We reported our initial results in Fig. 1. In this test, we evaluated the performance of four different versions (DRAM, PMEM-Volatile, PMEM-Persist, PMEM-Trans) of four example data structures, i.e., hashtable, array, skiplist, and b-tree, on five different YCSB workloads. Note that, all these data structures are implemented following basic strategies as our goal is to exam how data structures are affected by PMEM instead of finding the best implementation.

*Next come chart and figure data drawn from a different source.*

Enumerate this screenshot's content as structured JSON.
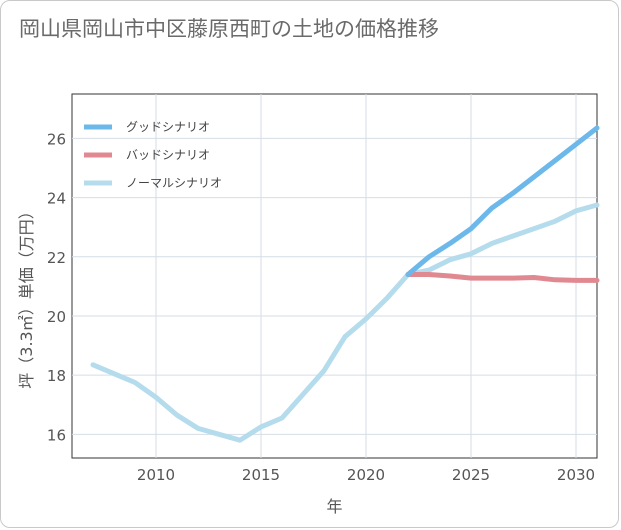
{
  "title": "岡山県岡山市中区藤原西町の土地の価格推移",
  "chart_data": {
    "type": "line",
    "title": "岡山県岡山市中区藤原西町の土地の価格推移",
    "xlabel": "年",
    "ylabel": "坪（3.3㎡）単価（万円）",
    "xlim": [
      2006,
      2031
    ],
    "ylim": [
      15.2,
      27.5
    ],
    "xticks": [
      2010,
      2015,
      2020,
      2025,
      2030
    ],
    "yticks": [
      16,
      18,
      20,
      22,
      24,
      26
    ],
    "grid": true,
    "legend_position": "top-left",
    "series": [
      {
        "name": "グッドシナリオ",
        "color": "#6cb8ea",
        "x": [
          2022,
          2023,
          2024,
          2025,
          2026,
          2027,
          2028,
          2029,
          2030,
          2031
        ],
        "values": [
          21.4,
          22.0,
          22.45,
          22.95,
          23.65,
          24.15,
          24.7,
          25.25,
          25.8,
          26.35
        ]
      },
      {
        "name": "バッドシナリオ",
        "color": "#e08990",
        "x": [
          2022,
          2023,
          2024,
          2025,
          2026,
          2027,
          2028,
          2029,
          2030,
          2031
        ],
        "values": [
          21.4,
          21.4,
          21.35,
          21.28,
          21.28,
          21.28,
          21.3,
          21.22,
          21.2,
          21.2
        ]
      },
      {
        "name": "ノーマルシナリオ",
        "color": "#b5dcec",
        "x": [
          2007,
          2008,
          2009,
          2010,
          2011,
          2012,
          2013,
          2014,
          2015,
          2016,
          2017,
          2018,
          2019,
          2020,
          2021,
          2022,
          2023,
          2024,
          2025,
          2026,
          2027,
          2028,
          2029,
          2030,
          2031
        ],
        "values": [
          18.35,
          18.05,
          17.75,
          17.25,
          16.65,
          16.2,
          16.0,
          15.8,
          16.25,
          16.55,
          17.35,
          18.15,
          19.3,
          19.9,
          20.6,
          21.4,
          21.55,
          21.9,
          22.1,
          22.45,
          22.7,
          22.95,
          23.2,
          23.55,
          23.75
        ]
      }
    ]
  }
}
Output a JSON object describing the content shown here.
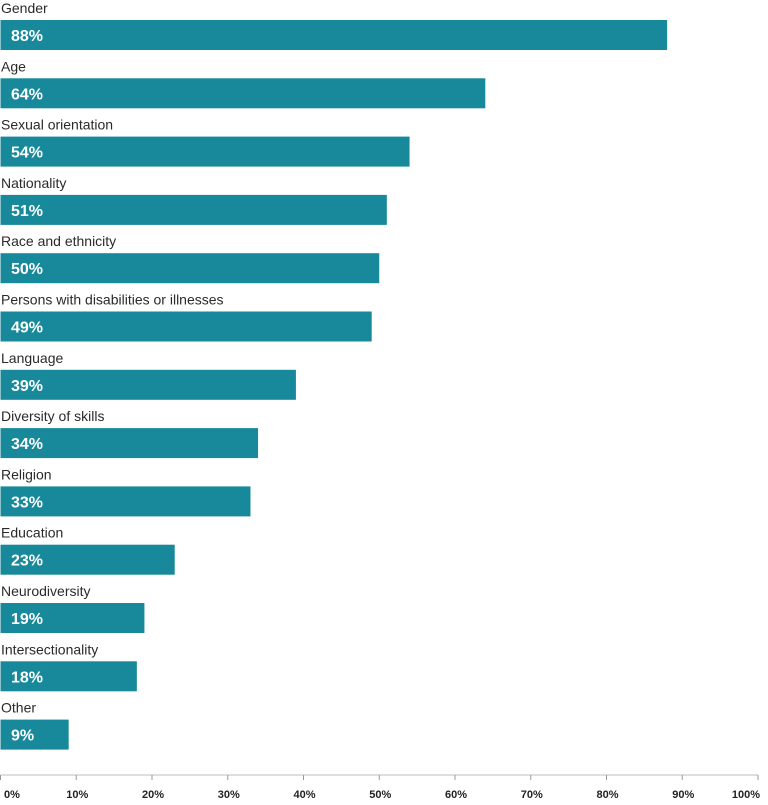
{
  "chart_data": {
    "type": "bar",
    "orientation": "horizontal",
    "title": "",
    "xlabel": "",
    "ylabel": "",
    "categories": [
      "Gender",
      "Age",
      "Sexual orientation",
      "Nationality",
      "Race and ethnicity",
      "Persons with disabilities or illnesses",
      "Language",
      "Diversity of skills",
      "Religion",
      "Education",
      "Neurodiversity",
      "Intersectionality",
      "Other"
    ],
    "values": [
      88,
      64,
      54,
      51,
      50,
      49,
      39,
      34,
      33,
      23,
      19,
      18,
      9
    ],
    "value_labels": [
      "88%",
      "64%",
      "54%",
      "51%",
      "50%",
      "49%",
      "39%",
      "34%",
      "33%",
      "23%",
      "19%",
      "18%",
      "9%"
    ],
    "xlim": [
      0,
      100
    ],
    "ticks": [
      0,
      10,
      20,
      30,
      40,
      50,
      60,
      70,
      80,
      90,
      100
    ],
    "tick_labels": [
      "0%",
      "10%",
      "20%",
      "30%",
      "40%",
      "50%",
      "60%",
      "70%",
      "80%",
      "90%",
      "100%"
    ],
    "grid": false,
    "legend": "none",
    "bar_color": "#17899a",
    "value_label_color": "#ffffff"
  }
}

From these results, we have several initial observations. First, PMEM persistence and transaction do have negative



**Figure 1.** storeds-bench results. y-axis shows the throughput (K operations per second); x-axis shows different workloads.

impacts on write performance. For instance, b-tree PMEM-Trans version performs 29x worse than its DRAM counterpart on write-dominated (i.e., 0(R)/100(W)) workload. Second, PMEM devices have much less overhead on read-dominate (i.e., 100(R)/0(W)) workload. In fact, PMEM-Volatile b-tree and skiplist has a similar performance as its DRAM version. Given PMEM is physically slower than DRAM, we believe such a result should come from the cache behaviors. It is also noticeable that PMEM has different impacts on different data structures on a read-dominated workload. For instance, b-tree and hashtable have almost the same DRAM performance, while hashtable performs much worse than b-tree on PMEM. Last but not the least observation is that, in our current implementation, a data structure that performs better in DRAM may perform worse in PMEM. For example, for write-dominated workload (i.e., 0(R)/100(W)), b-tree performs better than skiplist on DRAM (1420 vs. 992), but performs worse on PMEM-Trans (49 vs. 152). Such a result shows the necessity of having *storeds-bench* to benchmark the overheads of data structures before making the design decisions, and exemplify that data structures performance on PMEM could diverge from its traditional DRAM version.

### References

- Shimin Chen and Qin Jin. 2015. Persistent b+-trees in non-volatile main memory. Proceedings of the VLDB Endowment 8, 7 (2015), 786-797.
- [2] Brian F Cooper, Adam Silberstein, Erwin Tam, Raghu Ramakrishnan, and Russell Sears. 2010. Benchmarking cloud serving systems with YCSB. In Proceedings of the 1st ACM symposium on Cloud computing. ACM, 143–154.
- [3] pmem.io Persistent. 2019. Persistent Memory Programming. https://pmem.io. Accessed: 2019-11.
- [4] Kosuke Suzuki and Steven Swanson. 2015. A survey of trends in non-volatile memory technologies: 2000-2014. In 2015 IEEE International Memory Workshop (IMW). IEEE, 1–4.
- [5] Alexander van Renen, Lukas Vogel, Viktor Leis, Thomas Neumann, and Alfons Kemper. 2019. Persistent Memory I/O Primitives. arXiv preprint arXiv:1904.01614.